Abstract
Interpersonal conflict, often spiraling to violence and abuse, is one of the most daunting challenges facing nursing home administrators and their departmental heads. Mounting evidence documents how they spend an inordinate amount of time dealing with angry families, adversarial ombudsmen, regulators, and other hostile parties as well as handling the aftermath of the ubiquitous conflict between the residents and their direct caregivers. All this is in addition to coping with the normal interdepartmental and line staff forms of conflict that typify any organization. This paper details the special dynamics that accelerate dysfunctional conflict in nursing homes and presents strategies, tactics, and style recommendations that will help nursing home leaders build more collaborative work cultures to minimize the effects of dysfunctional conflict.
WORKPLACE CONFLICT IS pervasive. Managers spend as much as 20% of their time either trying to minimize dysfunctional conflict or spurring functional conflict to sharpen their organization's creative edge.1 Conflict is "a major responsibility of all administrators,"2(pp.13,14) and health service conflict is a growing concern, especially regarding its most extreme expression-workplace violence.3 Although emergency room violence draws the greatest public attention, mounting evidence suggests that nursing home staff face even tougher conflict challenges. Correspondingly, there is a growing concern that the training of nursing home administrators (NHAs), while adequate on the operations side, is sorely lacking in more "abstract skills such as assessment, communication, negotiation, and resolution of problems" and conflict management generally.4,5(p.72)
Achieving a collaborative work environment requires an understanding of the causes and accelerants of conflict that are unique to the nursing home. This paper focuses on 5 such accelerants: (1) goal incompatibilities that are routinely noted in nursing home environments, (2) managerial approaches that breed dysfunctional conflict, (3) organizational structure effects including extreme regulation, functional departmentation, rigid staff status distinctions, and influence of third-party advocates, (4) biomedical institutional cultural influences, and (5) emotional and psychologic factors that spur family-enacted conflict.
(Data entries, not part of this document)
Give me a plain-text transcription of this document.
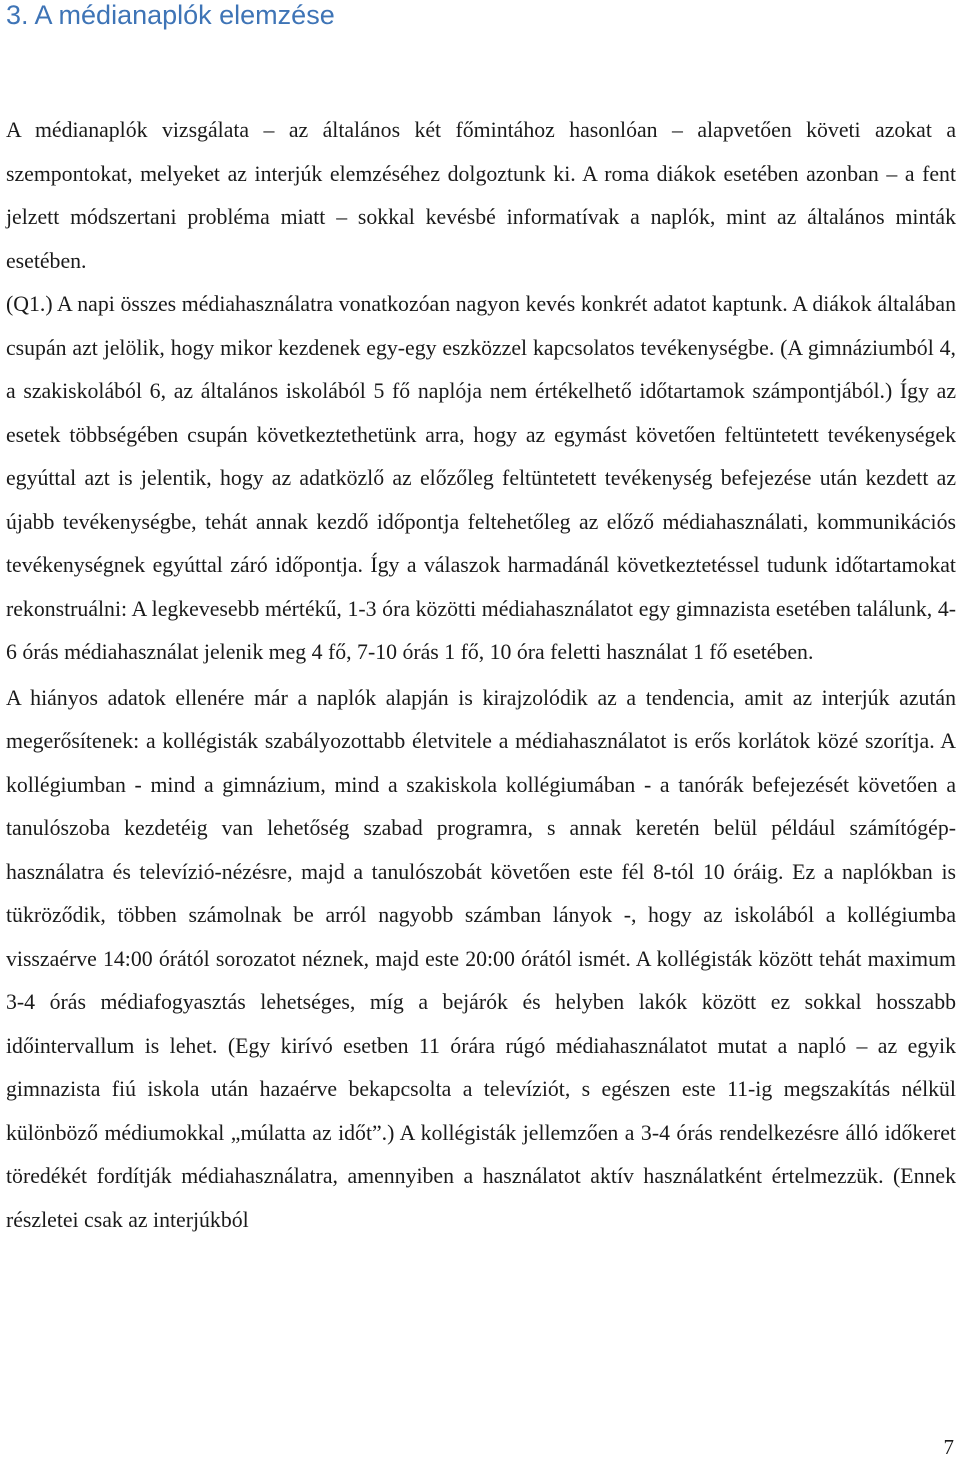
3. A médianaplók elemzése

A médianaplók vizsgálata – az általános két főmintához hasonlóan – alapvetően követi azokat a szempontokat, melyeket az interjúk elemzéséhez dolgoztunk ki. A roma diákok esetében azonban – a fent jelzett módszertani probléma miatt – sokkal kevésbé informatívak a naplók, mint az általános minták esetében.

(Q1.) A napi összes médiahasználatra vonatkozóan nagyon kevés konkrét adatot kaptunk. A diákok általában csupán azt jelölik, hogy mikor kezdenek egy-egy eszközzel kapcsolatos tevékenységbe. (A gimnáziumból 4, a szakiskolából 6, az általános iskolából 5 fő naplója nem értékelhető időtartamok számpontjából.) Így az esetek többségében csupán következtethetünk arra, hogy az egymást követően feltüntetett tevékenységek egyúttal azt is jelentik, hogy az adatközlő az előzőleg feltüntetett tevékenység befejezése után kezdett az újabb tevékenységbe, tehát annak kezdő időpontja feltehetőleg az előző médiahasználati, kommunikációs tevékenységnek egyúttal záró időpontja. Így a válaszok harmadánál következtetéssel tudunk időtartamokat rekonstruálni: A legkevesebb mértékű, 1-3 óra közötti médiahasználatot egy gimnazista esetében találunk, 4-6 órás médiahasználat jelenik meg 4 fő, 7-10 órás 1 fő, 10 óra feletti használat 1 fő esetében.

A hiányos adatok ellenére már a naplók alapján is kirajzolódik az a tendencia, amit az interjúk azután megerősítenek: a kollégisták szabályozottabb életvitele a médiahasználatot is erős korlátok közé szorítja. A kollégiumban - mind a gimnázium, mind a szakiskola kollégiumában - a tanórák befejezését követően a tanulószoba kezdetéig van lehetőség szabad programra, s annak keretén belül például számítógép-használatra és televízió-nézésre, majd a tanulószobát követően este fél 8-tól 10 óráig. Ez a naplókban is tükröződik, többen számolnak be arról nagyobb számban lányok -, hogy az iskolából a kollégiumba visszaérve 14:00 órától sorozatot néznek, majd este 20:00 órától ismét. A kollégisták között tehát maximum 3-4 órás médiafogyasztás lehetséges, míg a bejárók és helyben lakók között ez sokkal hosszabb időintervallum is lehet. (Egy kirívó esetben 11 órára rúgó médiahasználatot mutat a napló – az egyik gimnazista fiú iskola után hazaérve bekapcsolta a televíziót, s egészen este 11-ig megszakítás nélkül különböző médiumokkal „múlatta az időt”.) A kollégisták jellemzően a 3-4 órás rendelkezésre álló időkeret töredékét fordítják médiahasználatra, amennyiben a használatot aktív használatként értelmezzük. (Ennek részletei csak az interjúkból

7
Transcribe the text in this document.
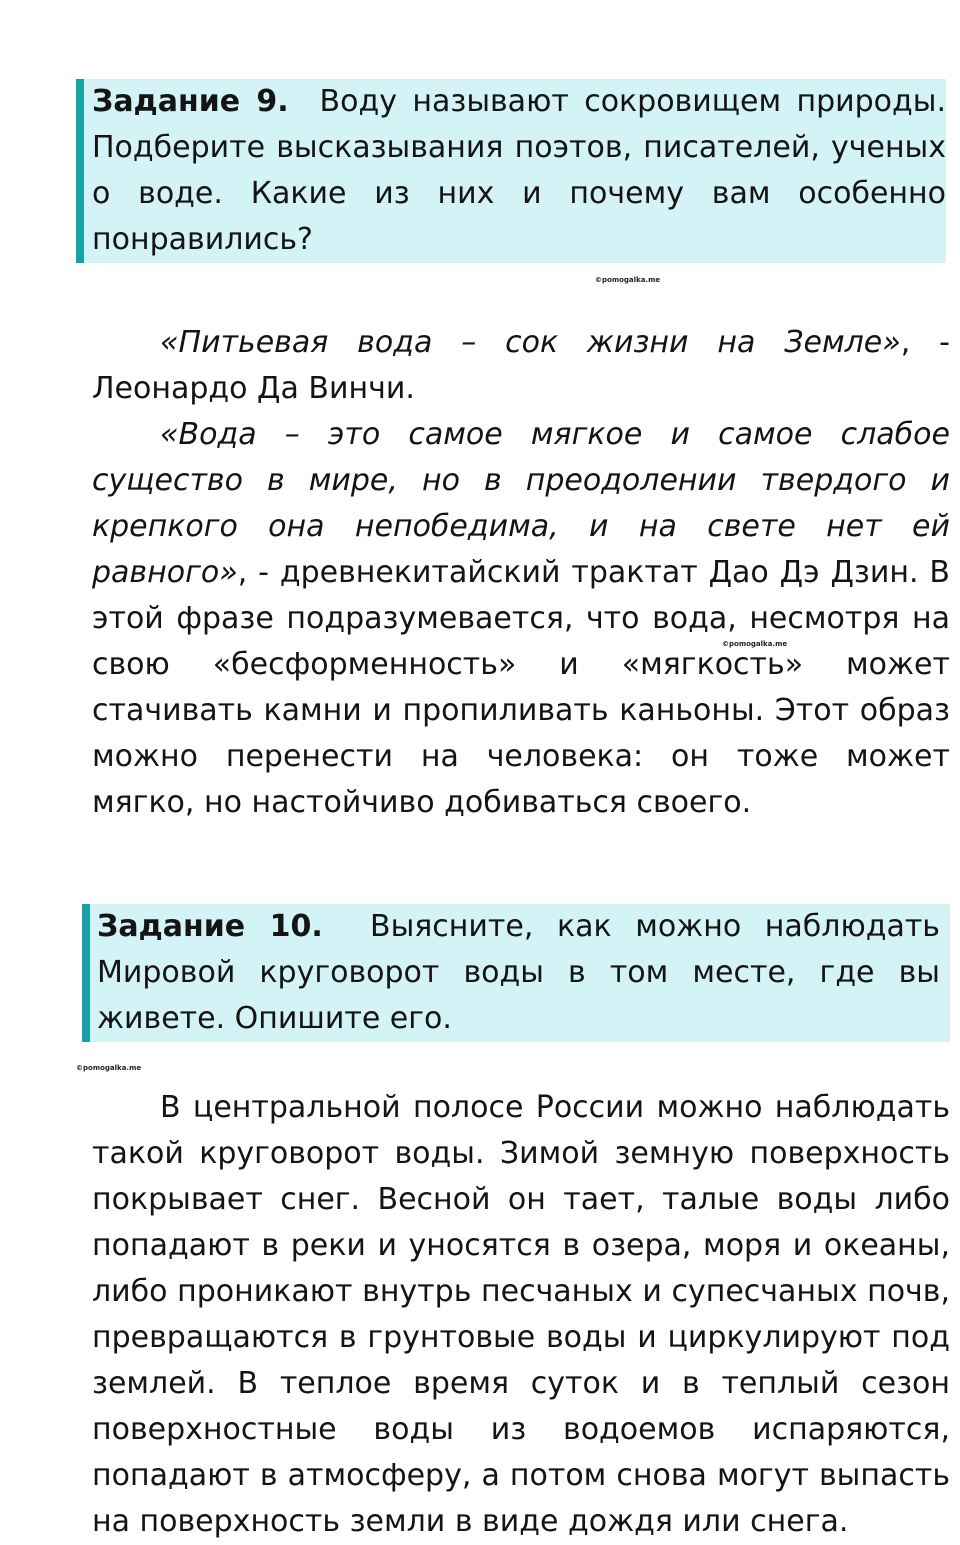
Задание 9. Воду называют сокровищем природы. Подберите высказывания поэтов, писателей, ученых о воде. Какие из них и почему вам особенно понравились?
©pomogalka.me

«Питьевая вода – сок жизни на Земле», - Леонардо Да Винчи.

«Вода – это самое мягкое и самое слабое существо в мире, но в преодолении твердого и крепкого она непобедима, и на свете нет ей равного», - древнекитайский трактат Дао Дэ Дзин. В этой фразе подразумевается, что вода, несмотря на свою «бесформенность» и «мягкость» может стачивать камни и пропиливать каньоны. Этот образ можно перенести на человека: он тоже может мягко, но настойчиво добиваться своего.

©pomogalka.me
Задание 10. Выясните, как можно наблюдать Мировой круговорот воды в том месте, где вы живете. Опишите его.
©pomogalka.me

В центральной полосе России можно наблюдать такой круговорот воды. Зимой земную поверхность покрывает снег. Весной он тает, талые воды либо попадают в реки и уносятся в озера, моря и океаны, либо проникают внутрь песчаных и супесчаных почв, превращаются в грунтовые воды и циркулируют под землей. В теплое время суток и в теплый сезон поверхностные воды из водоемов испаряются, попадают в атмосферу, а потом снова могут выпасть на поверхность земли в виде дождя или снега.
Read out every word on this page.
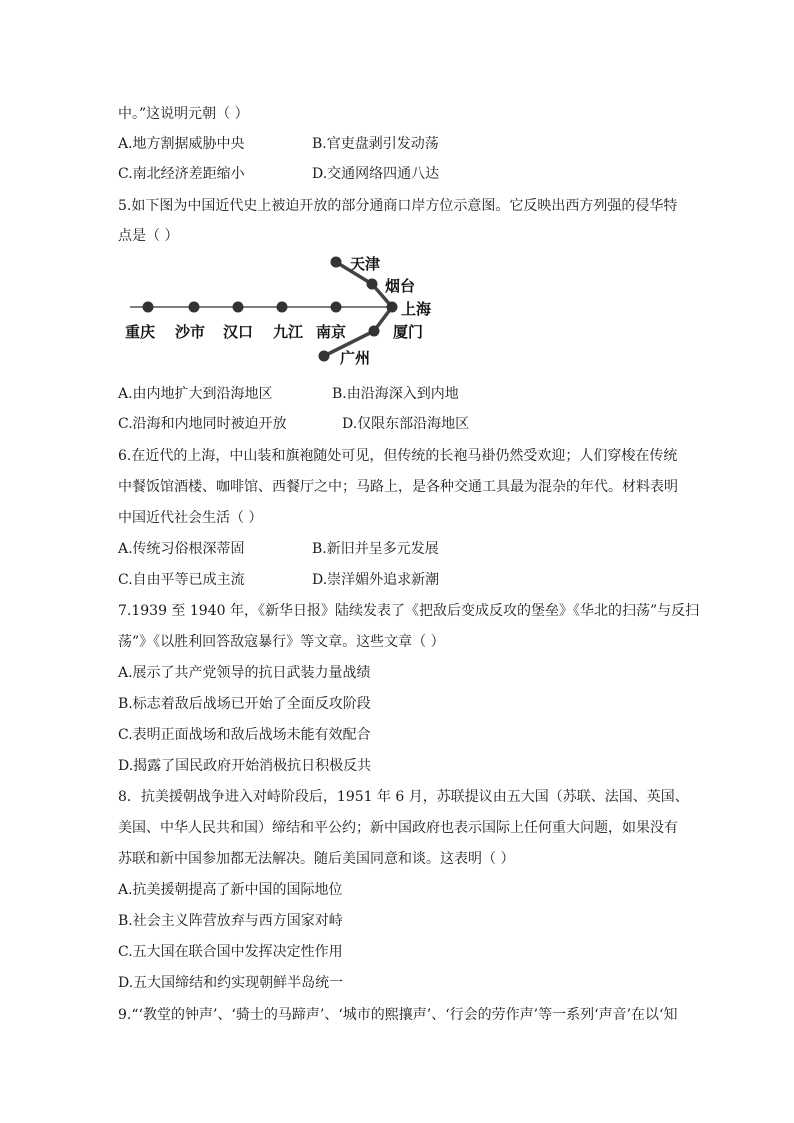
中。”这说明元朝（ ）
A.地方割据威胁中央	B.官吏盘剥引发动荡
C.南北经济差距缩小	D.交通网络四通八达
5.如下图为中国近代史上被迫开放的部分通商口岸方位示意图。它反映出西方列强的侵华特
点是（ ）
重庆 沙市 汉口 九江 南京
天津
烟台
上海
厦门
广州
A.由内地扩大到沿海地区	B.由沿海深入到内地
C.沿海和内地同时被迫开放	D.仅限东部沿海地区
6.在近代的上海，中山装和旗袍随处可见，但传统的长袍马褂仍然受欢迎；人们穿梭在传统
中餐饭馆酒楼、咖啡馆、西餐厅之中；马路上，是各种交通工具最为混杂的年代。材料表明
中国近代社会生活（ ）
A.传统习俗根深蒂固	B.新旧并呈多元发展
C.自由平等已成主流	D.崇洋媚外追求新潮
7.1939 至 1940 年，《新华日报》陆续发表了《把敌后变成反攻的堡垒》《华北的扫荡”与反扫
荡”》《以胜利回答敌寇暴行》等文章。这些文章（ ）
A.展示了共产党领导的抗日武装力量战绩
B.标志着敌后战场已开始了全面反攻阶段
C.表明正面战场和敌后战场未能有效配合
D.揭露了国民政府开始消极抗日积极反共
8．抗美援朝战争进入对峙阶段后，1951 年 6 月，苏联提议由五大国（苏联、法国、英国、
美国、中华人民共和国）缔结和平公约；新中国政府也表示国际上任何重大问题，如果没有
苏联和新中国参加都无法解决。随后美国同意和谈。这表明（ ）
A.抗美援朝提高了新中国的国际地位
B.社会主义阵营放弃与西方国家对峙
C.五大国在联合国中发挥决定性作用
D.五大国缔结和约实现朝鲜半岛统一
9.“‘教堂的钟声’、‘骑士的马蹄声’、‘城市的熙攘声’、‘行会的劳作声’等一系列‘声音’在以‘知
Where applicable, we will include qualitative data derived from personal interviews with NHAs in the Baltimore metropolitan area1 that offer some insight into the unique characteristics of nursing home conflict and the way in which this conflict is perceived by administrators. Finally, recognizing that mitigating factors (ie, limited resources and regulatory constraints) will continue to influence relationships within these organizations, specific recommendations based on well-established principles of conflict control and resolution will be presented to offer practical strategies for turning conflict into a tool for building collaborative long-term care environments.